The simple fact is that most of corporate India has not considered rural areas as a part of their key markets, except with a few exceptions like the FMCG and cement sectors. As a consequence, the upsurge in rural consumption demand triggered off by the terms of trade change was met primarily by the MSMEs, which were in any case focused on these markets.
Which, do you think, is the more effective channel for wage growth - employment created by MSME growth, or the increase in reservation wage on account of MNREGA schemes?
The story that I have sketched suggests that the two have been closely inter-twined during this past decade, and I do not think I am in a position to disentangle their separate effects. However, in a longer-term sustainable sense, growth in alternative productive employment opportunities is by the far the more desirable. Indeed, one needs to be careful about the MNREGA effect, since it has for the first time introduced inflation-indexation in rural India, which can lead to price instability in the country.

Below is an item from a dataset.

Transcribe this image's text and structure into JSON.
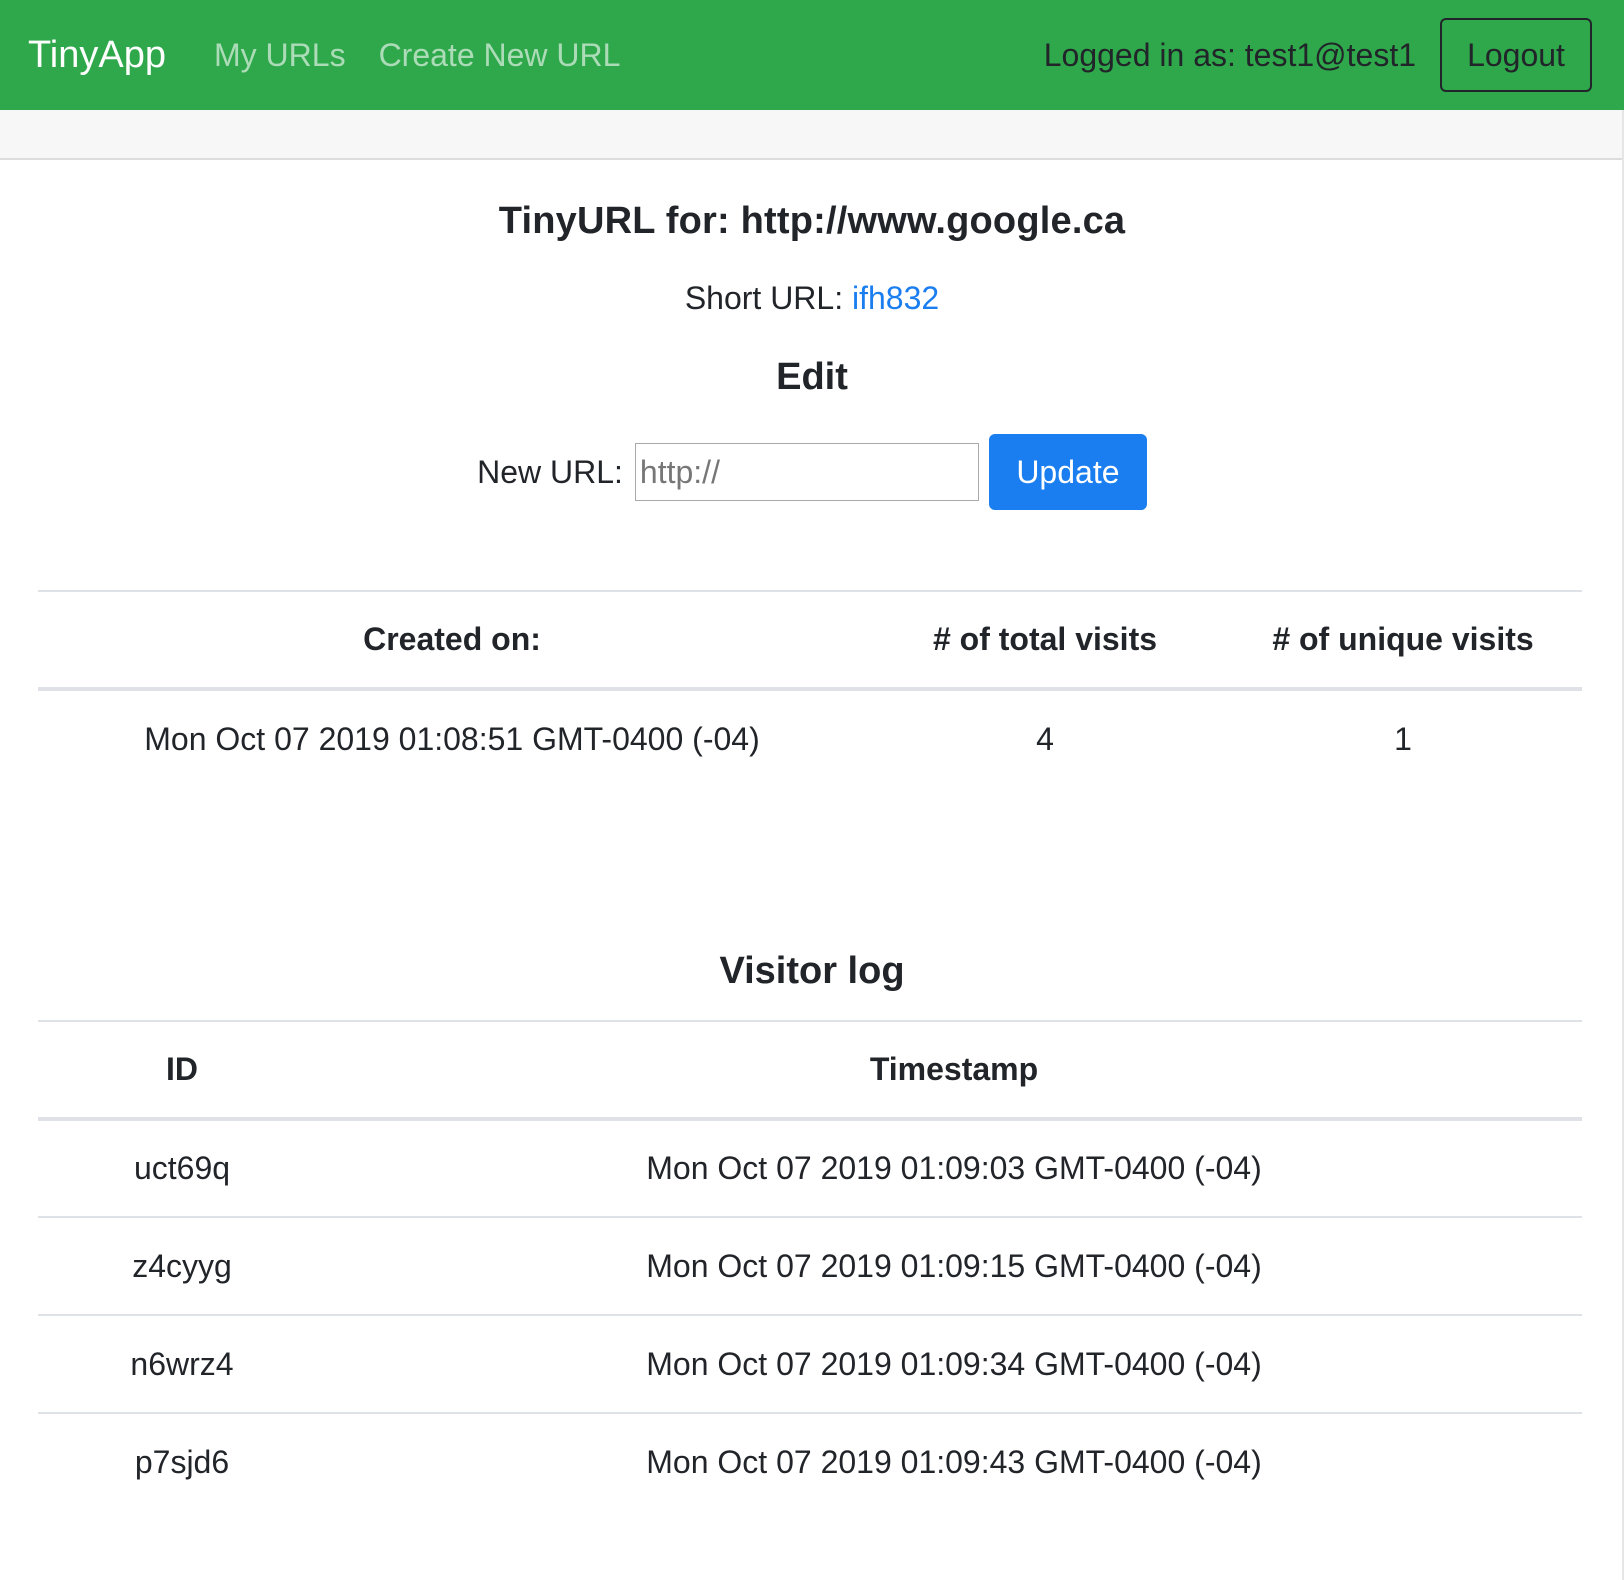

There are various stories floating around to explain the poverty decline. Some say it is on account of poverty alleviation schemes such as MNREGA, some say growth has trickled down. This story is slightly different. How can one sort out which of these makes most sense?
Through much more rigorous technical work than I have seen up to now. Too much of the discourse is based on either ideology or seat-of-the-pants analysis or casual empiricism. I am afraid that I too am guilty of all three.
If, in fact, changing terms of trade towards agriculture can bring about this desired effect, why don't we just keep jacking it up?
Remember, the growth momentum came first, which permitted the initial terms of trade shock to be absorbed without much disruption. Remember also that almost all high growth strategies, from the Soviet Union to China, have relied on the exact reverse, which is to turn the terms of trade against agriculture. The theoretical underpinnings of this ‘squeeze agriculture’ strategy are well-developed, but there is as yet no theoretical basis to support my hypothesis. Consequently, the trade-offs cannot be rigorously appraised, which makes it unsuitable for recommending policy as yet.